Depuis que la maladie a frappé l'Europe, la Suède a appelé ses voisins à garder les frontières nationales ouvertes dans l'espoir d'encourager le travail d'équipe face à la pandémie.

« Je pense que les frontières devraient être ouvertes, c'est la position de la Suède partout », a déclaré à POLITICO la ministre suédoise de la Santé, Lena Hallengren. «Chaque pays devrait prendre sa propre décision, mais nous voulons des frontières ouvertes.»

L'appel n'a pas fonctionné.

Alors que le taux d’infection de la Suède a augmenté, la Finlande, le Danemark et la Norvège ont gardé leurs frontières avec leur voisin nordique fermées. Des clôtures le long des parcelles de la frontière suédoise, de près de l'Arctique à la mer Baltique, restent en place, transformant les pays nordiques en pièce A pour ceux qui croient que l'Union européenne a fait défaut à ses membres au moment où elle en avait le plus besoin.

« Alors à un moment où vous vous attendiez à ce que l'Europe fasse preuve de solidarité et de soutien, tout le monde est devenu très nationaliste et nous avons complètement fermé les frontières » – Richard Twomey, directeur général de Mölnlycke

« Dès que la crise est survenue, l'UE a disparu, elle n'existait que sur le papier », a déclaré l'économiste suédois Tino Sanandaji lors d'un récent débat sur la télévision de service public. « Il ne restait que les institutions solides, la famille, la communauté et la nation … l'UE n'a rien résolu. »

Pour la commissaire européenne suédoise Ylva Johansson, dont le travail consiste désormais à coordonner la réouverture des frontières intérieures et extérieures de l'Europe, la situation à laquelle son pays d'origine est confronté illustre un défi plus vaste.

Lorsque la pandémie a éclaté, de nombreux pays européens se sont tournés vers l'intérieur pour trouver des solutions. La France a saisi un lot de matériel médical appartenant à la société suédoise Mölnlycke dans son usine française, tandis que l'Allemagne a interdit l'exportation de tout équipement de protection individuelle, y compris les masques faciaux.

« Donc, à un moment où vous vous attendiez à ce que l'Europe fasse preuve de solidarité et de soutien, tout le monde est devenu très nationaliste et nous avons complètement fermé les frontières », a déclaré à la télévision suédoise Richard Twomey, directeur général de Mölnlycke.

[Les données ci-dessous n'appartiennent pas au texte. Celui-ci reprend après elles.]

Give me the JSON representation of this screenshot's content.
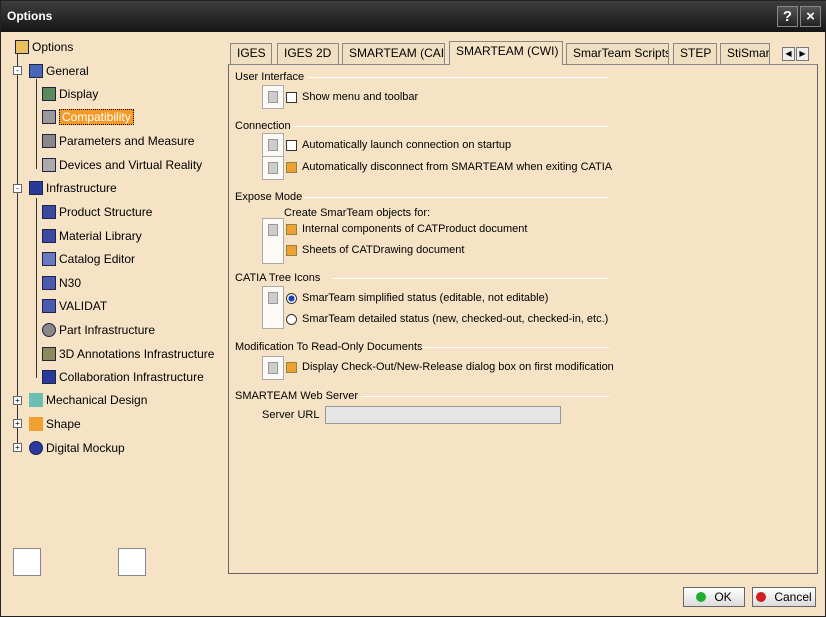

Maintenant que la Commission européenne pousse les États à rouvrir, le Danemark et la Finlande, membres de l'UE, et la Norvège, membre de Schengen, traînent les talons en ouvrant la frontière avec la Suède, citant des préoccupations persistantes concernant son taux d'infection élevé.

L'épidémiologiste d'État suédois Anders Tegnell a cherché à convaincre les gouvernements voisins que les contrôles aux frontières ne font pas grand-chose pour arrêter la propagation du coronavirus, mais avec peu d'effet.

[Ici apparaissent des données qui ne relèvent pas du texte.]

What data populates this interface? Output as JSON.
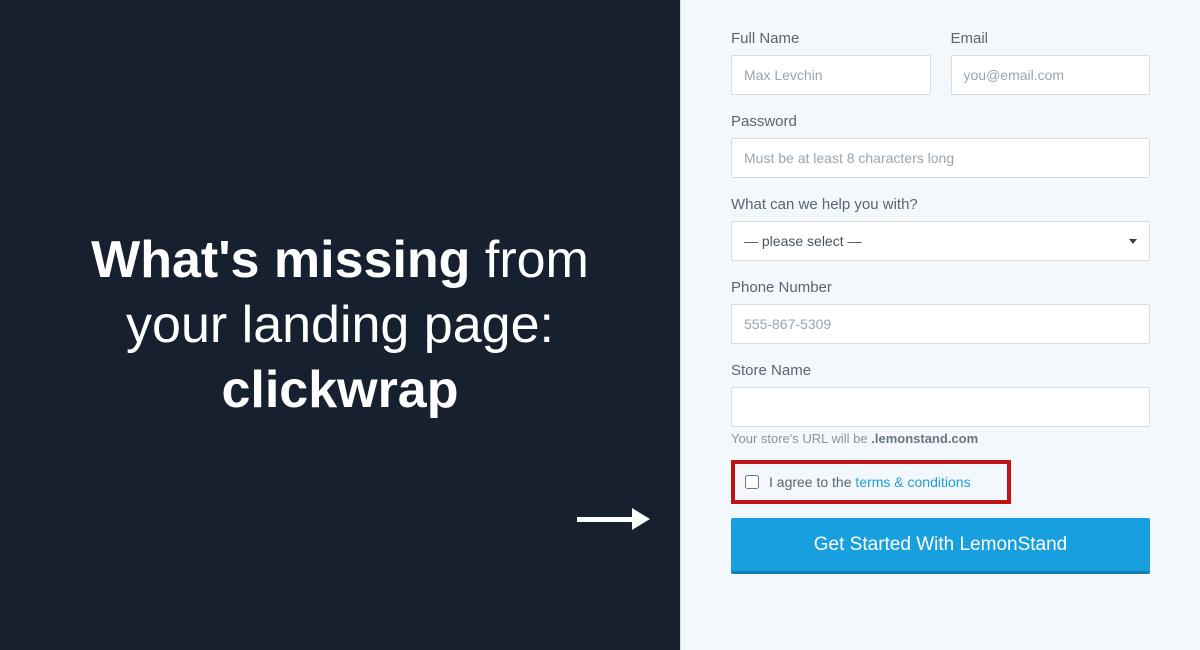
{
  "headline": {
    "part1_bold": "What's missing",
    "part1_rest": " from",
    "line2": "your landing page:",
    "line3_bold": "clickwrap"
  },
  "form": {
    "fullName": {
      "label": "Full Name",
      "placeholder": "Max Levchin"
    },
    "email": {
      "label": "Email",
      "placeholder": "you@email.com"
    },
    "password": {
      "label": "Password",
      "placeholder": "Must be at least 8 characters long"
    },
    "help": {
      "label": "What can we help you with?",
      "selected": "— please select —"
    },
    "phone": {
      "label": "Phone Number",
      "placeholder": "555-867-5309"
    },
    "storeName": {
      "label": "Store Name"
    },
    "urlHint": {
      "prefix": "Your store's URL will be ",
      "domain": ".lemonstand.com"
    },
    "agree": {
      "prefix": "I agree to the ",
      "link": "terms & conditions"
    },
    "submit": "Get Started With LemonStand"
  }
}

« L'importation d'infection de l'extérieur représente un risque qu'elle réapparaisse ici dans ce pays », a déclaré la première ministre norvégienne Erna Solberg lors d'une récente conférence de presse alors qu'elle prolongeait l'interdiction des voyageurs suédois.

Parmi les partis d’opposition suédois, il existe également une résistance à l’idée du gouvernement suédois selon laquelle les contrôles aux frontières sont plus un obstacle qu’une aide en cas de pandémie.

Le chef du parti démocrate d'extrême droite suédois Jimmie Åkesson a déclaré à POLITICO qu'il pensait que les contrôles aux frontières auraient pu aider son pays à lutter contre le virus lors de sa première prise en main en février.

« Le gouvernement a laissé les voyageurs atterrir dans les aéroports du pays et entrer directement dans la société sans aucun contrôle, ce fut une grosse erreur », a-t-il déclaré.

Pour la commissaire Johansson, il n’est pas utile que son propre pays et le plus fervent partisan de l’ouverture des frontières dans les pays nordiques soient également l’une des nations les plus durement touchées par le COVID-19 en Europe.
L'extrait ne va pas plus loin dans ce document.